Stunned into silence when China's badminton superstar Lin Dan snatched the gold with a 21-19 score in the rubber set, they cheered themselves hoarse when Chong Wei took the podium as the silver medallist at the London 2012 Olympics.
The scene was a repeat of the Beijing 2008 Olympics when Lin Dan denied Chong Wei the gold medal as he triumphed on home ground.
Chong Wei's grief as he sank to his knees was palpably felt, especially by his elder brother Joe Lee, who cried when the 79-minute tension-filled match ended.
Joe, 38, said he was proud of Chong Wei's performance as the latter had worked hard to bring home Malaysia's first Olympic gold.
“For Malaysia and badminton, he has given so much, sacrificed so much. In the eyes of our family, he is always number one. I think he performed beyond our expectations,” he said at the Golden Road to London event organised by Sapporo at the Geographer Adventure Restaurant and Bistro here.
Joe, who bears a close resemblance to his famous sibling, said he spoke to Chong Wei a few days ago about the ankle injury he suffered during the Thomas Cup in May.
He said Chong Wei told him he still had to take painkillers and had trouble sleeping due to overwhelming pressure.

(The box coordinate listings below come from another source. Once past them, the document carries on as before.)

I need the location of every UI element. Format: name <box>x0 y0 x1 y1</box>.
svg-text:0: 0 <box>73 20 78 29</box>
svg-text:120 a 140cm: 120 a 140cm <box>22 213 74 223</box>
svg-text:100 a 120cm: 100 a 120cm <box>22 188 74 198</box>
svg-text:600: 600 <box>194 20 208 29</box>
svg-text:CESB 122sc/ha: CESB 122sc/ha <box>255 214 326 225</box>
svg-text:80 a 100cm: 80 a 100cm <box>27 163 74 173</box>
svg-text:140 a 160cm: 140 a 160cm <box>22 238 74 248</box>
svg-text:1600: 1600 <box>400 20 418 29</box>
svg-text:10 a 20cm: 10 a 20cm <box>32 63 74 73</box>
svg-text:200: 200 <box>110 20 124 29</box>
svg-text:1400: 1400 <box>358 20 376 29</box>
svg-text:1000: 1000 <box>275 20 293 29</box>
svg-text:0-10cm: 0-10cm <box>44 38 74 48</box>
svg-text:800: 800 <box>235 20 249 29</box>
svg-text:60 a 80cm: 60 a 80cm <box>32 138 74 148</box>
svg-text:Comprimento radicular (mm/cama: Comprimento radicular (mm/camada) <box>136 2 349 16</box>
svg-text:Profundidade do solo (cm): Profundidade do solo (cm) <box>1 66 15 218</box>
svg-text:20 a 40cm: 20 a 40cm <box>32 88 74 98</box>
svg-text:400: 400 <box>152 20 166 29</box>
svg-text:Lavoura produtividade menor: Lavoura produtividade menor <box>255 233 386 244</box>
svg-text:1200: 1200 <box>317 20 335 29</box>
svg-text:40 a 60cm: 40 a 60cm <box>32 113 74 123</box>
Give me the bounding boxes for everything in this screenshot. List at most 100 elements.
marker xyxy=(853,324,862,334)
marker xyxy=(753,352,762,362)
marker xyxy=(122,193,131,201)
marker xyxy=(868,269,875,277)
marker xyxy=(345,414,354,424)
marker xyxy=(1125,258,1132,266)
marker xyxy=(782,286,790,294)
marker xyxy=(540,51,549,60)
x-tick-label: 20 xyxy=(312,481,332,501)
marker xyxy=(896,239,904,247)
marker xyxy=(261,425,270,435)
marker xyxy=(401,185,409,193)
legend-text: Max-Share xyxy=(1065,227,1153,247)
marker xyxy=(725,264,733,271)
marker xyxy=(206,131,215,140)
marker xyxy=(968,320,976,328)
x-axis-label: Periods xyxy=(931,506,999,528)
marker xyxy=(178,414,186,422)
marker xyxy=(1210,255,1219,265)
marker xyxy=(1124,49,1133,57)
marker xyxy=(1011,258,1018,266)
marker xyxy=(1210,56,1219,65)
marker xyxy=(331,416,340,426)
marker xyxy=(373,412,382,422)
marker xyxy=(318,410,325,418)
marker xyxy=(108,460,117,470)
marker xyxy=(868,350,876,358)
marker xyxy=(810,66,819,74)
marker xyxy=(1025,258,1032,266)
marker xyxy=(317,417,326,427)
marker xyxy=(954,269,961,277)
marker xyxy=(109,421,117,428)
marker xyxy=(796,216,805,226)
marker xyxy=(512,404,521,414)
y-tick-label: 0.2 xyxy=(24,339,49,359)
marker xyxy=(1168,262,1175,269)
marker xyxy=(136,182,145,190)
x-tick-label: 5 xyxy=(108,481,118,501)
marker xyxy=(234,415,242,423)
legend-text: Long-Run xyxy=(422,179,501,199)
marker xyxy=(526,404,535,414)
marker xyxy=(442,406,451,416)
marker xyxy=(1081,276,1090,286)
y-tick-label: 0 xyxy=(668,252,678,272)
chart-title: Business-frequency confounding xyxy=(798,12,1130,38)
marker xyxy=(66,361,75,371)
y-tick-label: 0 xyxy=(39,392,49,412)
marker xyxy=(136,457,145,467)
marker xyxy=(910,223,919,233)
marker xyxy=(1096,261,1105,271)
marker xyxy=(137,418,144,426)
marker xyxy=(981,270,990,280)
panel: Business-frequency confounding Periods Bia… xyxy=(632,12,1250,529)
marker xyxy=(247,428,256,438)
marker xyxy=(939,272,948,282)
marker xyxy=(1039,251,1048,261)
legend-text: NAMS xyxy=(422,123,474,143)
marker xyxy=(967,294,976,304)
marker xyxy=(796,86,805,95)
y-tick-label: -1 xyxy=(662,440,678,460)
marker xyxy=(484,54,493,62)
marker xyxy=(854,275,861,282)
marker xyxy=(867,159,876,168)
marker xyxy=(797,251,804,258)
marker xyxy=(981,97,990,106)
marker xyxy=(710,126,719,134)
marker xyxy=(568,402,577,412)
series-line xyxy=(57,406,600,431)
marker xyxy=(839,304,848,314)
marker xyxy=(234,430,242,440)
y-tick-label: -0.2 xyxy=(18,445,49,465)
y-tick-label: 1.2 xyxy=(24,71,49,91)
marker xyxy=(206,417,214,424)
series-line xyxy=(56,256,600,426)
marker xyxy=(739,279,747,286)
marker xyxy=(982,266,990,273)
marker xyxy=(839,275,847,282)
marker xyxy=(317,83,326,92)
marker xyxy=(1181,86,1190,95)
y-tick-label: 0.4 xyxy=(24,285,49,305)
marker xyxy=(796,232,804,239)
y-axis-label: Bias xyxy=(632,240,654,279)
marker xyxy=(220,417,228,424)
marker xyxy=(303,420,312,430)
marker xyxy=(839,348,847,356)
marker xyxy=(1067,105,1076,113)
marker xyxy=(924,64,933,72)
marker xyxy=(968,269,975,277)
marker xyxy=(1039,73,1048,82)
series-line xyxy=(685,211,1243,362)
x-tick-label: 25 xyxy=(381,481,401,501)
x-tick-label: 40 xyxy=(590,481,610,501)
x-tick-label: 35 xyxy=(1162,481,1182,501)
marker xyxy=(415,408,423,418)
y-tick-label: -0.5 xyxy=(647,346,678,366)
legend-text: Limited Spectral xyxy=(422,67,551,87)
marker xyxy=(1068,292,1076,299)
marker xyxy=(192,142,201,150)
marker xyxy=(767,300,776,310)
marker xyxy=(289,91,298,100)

“I hope when he comes back to Malaysia, he will finally have a chance to rest. He has not had a chance to rest in the past few months,” he said, expressing gratitude that their mother Khor Kim Choi was in London to comfort Chong Wei.
In BUKIT MERTAJAM, Chong Wei's father Lee Ah Chai said his son had made him the proudest father in the world.
The 59-year-old watched his son bag the silver along with some 50 supporters in his hometown in Berapit here.
The group, which included Penang MCA secretary Lau Chiek Tuan, watched the showdown at the Taman Serumpun community hall.
“No Malaysian has ever won two silver medals in the Olympics.
“He still makes us proud and I wish to thank all Malaysians for their support,” he said.
Ah Chai's best friend, Paul Ng, 42, had a tough time holding back his tears.
“It was so close and he put up a good fight until the end. It must have been hard for him,” he said.